A slaughterer cuts beef carcasses into pieces in the Biernacki Meat Plant slaughterhouse in Golina near Jarocin, western Poland
A slaughterer cuts beef carcasses into pieces in the Biernacki Meat Plant slaughterhouse in Golina near Jarocin, western Poland (Reuters)

The director of the European Jewish Association (EJA) and Poland's head mufti have filed a joint complaint at the European Commission against Poland because of its ban on ritual slaughter.

Rabbi Menachem Margolin and Tamsz Miskiewicz have claimed that Poland's December 2012 ruling, which de facto suspended the slaughter of animals without stunning them first, constituted a violation of the regulation on the protection of animals at the time of killing.

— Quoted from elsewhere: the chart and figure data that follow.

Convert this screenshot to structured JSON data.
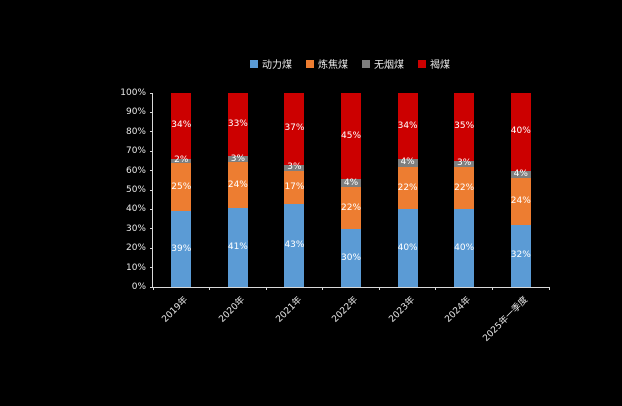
{
  "chart_data": {
    "type": "bar",
    "stacked": true,
    "percent": true,
    "title": "",
    "categories": [
      "2019年",
      "2020年",
      "2021年",
      "2022年",
      "2023年",
      "2024年",
      "2025年一季度"
    ],
    "series": [
      {
        "name": "动力煤",
        "color": "#5B9BD5",
        "values": [
          39,
          41,
          43,
          30,
          40,
          40,
          32
        ]
      },
      {
        "name": "炼焦煤",
        "color": "#ED7D31",
        "values": [
          25,
          24,
          17,
          22,
          22,
          22,
          24
        ]
      },
      {
        "name": "无烟煤",
        "color": "#7F7F7F",
        "values": [
          2,
          3,
          3,
          4,
          4,
          3,
          4
        ]
      },
      {
        "name": "褐煤",
        "color": "#CC0000",
        "values": [
          34,
          33,
          37,
          45,
          34,
          35,
          40
        ]
      }
    ],
    "label_format": "{v}%",
    "y_ticks": [
      "0%",
      "10%",
      "20%",
      "30%",
      "40%",
      "50%",
      "60%",
      "70%",
      "80%",
      "90%",
      "100%"
    ],
    "ylim": [
      0,
      100
    ],
    "legend_position": "top",
    "grid": false,
    "background": "#000000",
    "axis_color": "#d9d9d9",
    "text_color": "#e8e8e8"
  }
}
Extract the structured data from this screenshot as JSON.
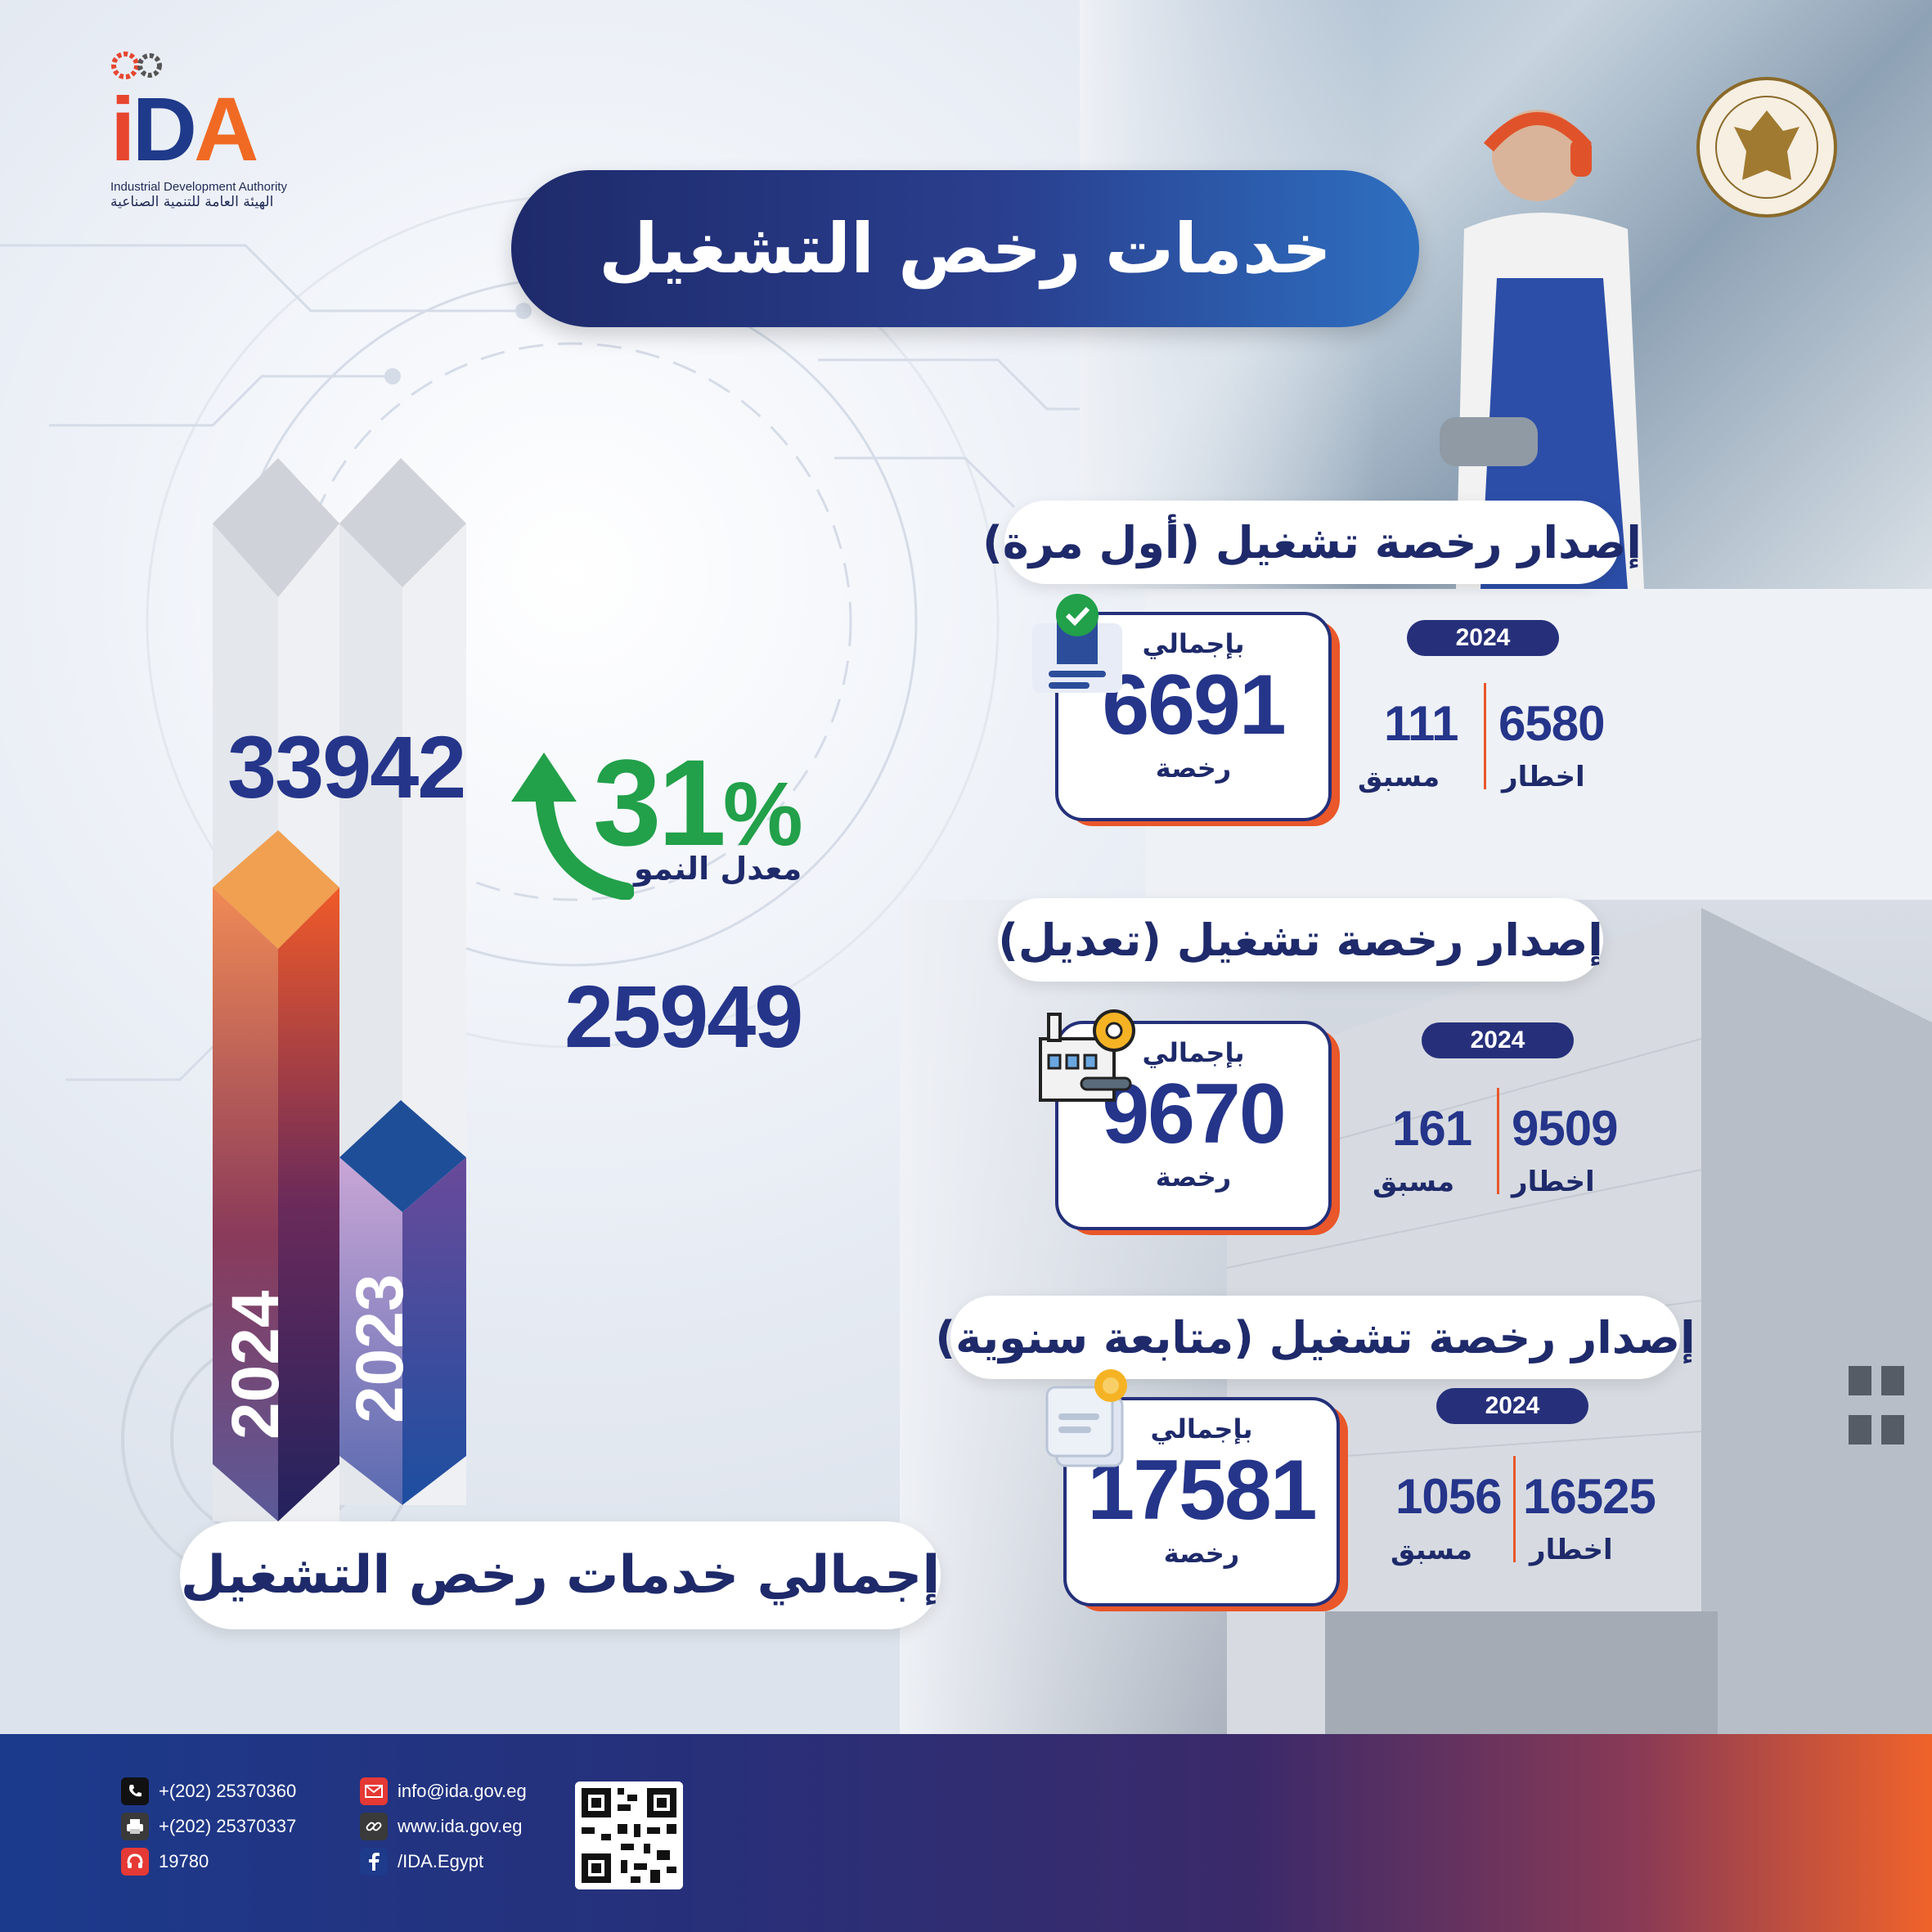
{
  "header": {
    "title": "خدمات رخص التشغيل",
    "logo": {
      "letters": [
        "i",
        "D",
        "A"
      ],
      "en": "Industrial Development Authority",
      "ar": "الهيئة العامة للتنمية الصناعية"
    }
  },
  "chart": {
    "bars": [
      {
        "year": "2024",
        "value": "33942"
      },
      {
        "year": "2023",
        "value": "25949"
      }
    ],
    "growth": {
      "percent": "31",
      "symbol": "%",
      "label": "معدل النمو"
    },
    "total_label": "إجمالي خدمات رخص التشغيل"
  },
  "chart_data": {
    "type": "bar",
    "categories": [
      "2024",
      "2023"
    ],
    "values": [
      33942,
      25949
    ],
    "title": "إجمالي خدمات رخص التشغيل"
  },
  "sections": [
    {
      "title": "إصدار رخصة تشغيل  (أول مرة)",
      "card_top": "بإجمالي",
      "total": "6691",
      "card_bottom": "رخصة",
      "year": "2024",
      "notice_value": "6580",
      "notice_label": "اخطار",
      "prior_value": "111",
      "prior_label": "مسبق",
      "icon": "certificate-badge-icon"
    },
    {
      "title": "إصدار رخصة تشغيل (تعديل)",
      "card_top": "بإجمالي",
      "total": "9670",
      "card_bottom": "رخصة",
      "year": "2024",
      "notice_value": "9509",
      "notice_label": "اخطار",
      "prior_value": "161",
      "prior_label": "مسبق",
      "icon": "factory-gear-icon"
    },
    {
      "title": "إصدار رخصة تشغيل (متابعة سنوية)",
      "card_top": "بإجمالي",
      "total": "17581",
      "card_bottom": "رخصة",
      "year": "2024",
      "notice_value": "16525",
      "notice_label": "اخطار",
      "prior_value": "1056",
      "prior_label": "مسبق",
      "icon": "document-award-icon"
    }
  ],
  "footer": {
    "phone": "+(202) 25370360",
    "fax": "+(202) 25370337",
    "hotline": "19780",
    "email": "info@ida.gov.eg",
    "website": "www.ida.gov.eg",
    "facebook": "/IDA.Egypt"
  },
  "colors": {
    "navy": "#24307a",
    "orange": "#e9572a",
    "green": "#22a04a"
  }
}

Kosher and halal meat comes from an animal which has not been rendered unconscious and is slaughtered in accordance with religious instruction.

In a letter to the commissioner in charge of agriculture and rural development, Dacian Ciolos, the Jewish and Muslim leaders said: "The improper practices of Poland create uncertainty as to the ability to rely on directly applicable EU law and a threat to conducting ritual slaughter on the territory of Poland."

They urged the European Commission to open an investigation and said it could be referred to the European Court of Justice.

"The ritual of kosher butchering is being performed all over the world for thousands of years. Any outside interference in Jewish customs will be considered as a violation of freedom of religion for the entire Jewish community in Poland and will hurt tens of thousands of Jewish tourists and investors that have visited the country,'' stressed Rabbi Margolin.

Poland's constitutional court ruled in favour of animal rights activists who claimed that kosher slaughter was not humane because the animal was slaughtered while conscious. The activists claimed that kosher practices violated the 1997 Animal Protection Law, which states that animals should be stunned before they are killed by electrocution, gassing or shooting retractable rods into their brains.

In 2004, the Polish agriculture minister issued a decree that exempted slaughter that followed Jewish and Islamic tenets. But the decree was overturned by the constitutional court ruling of December 2012.

Earlier in July, Rabbi Margolin said that the ban on kosher slaughter "constitutes a return to the dark days of exclusion of Jews in Poland".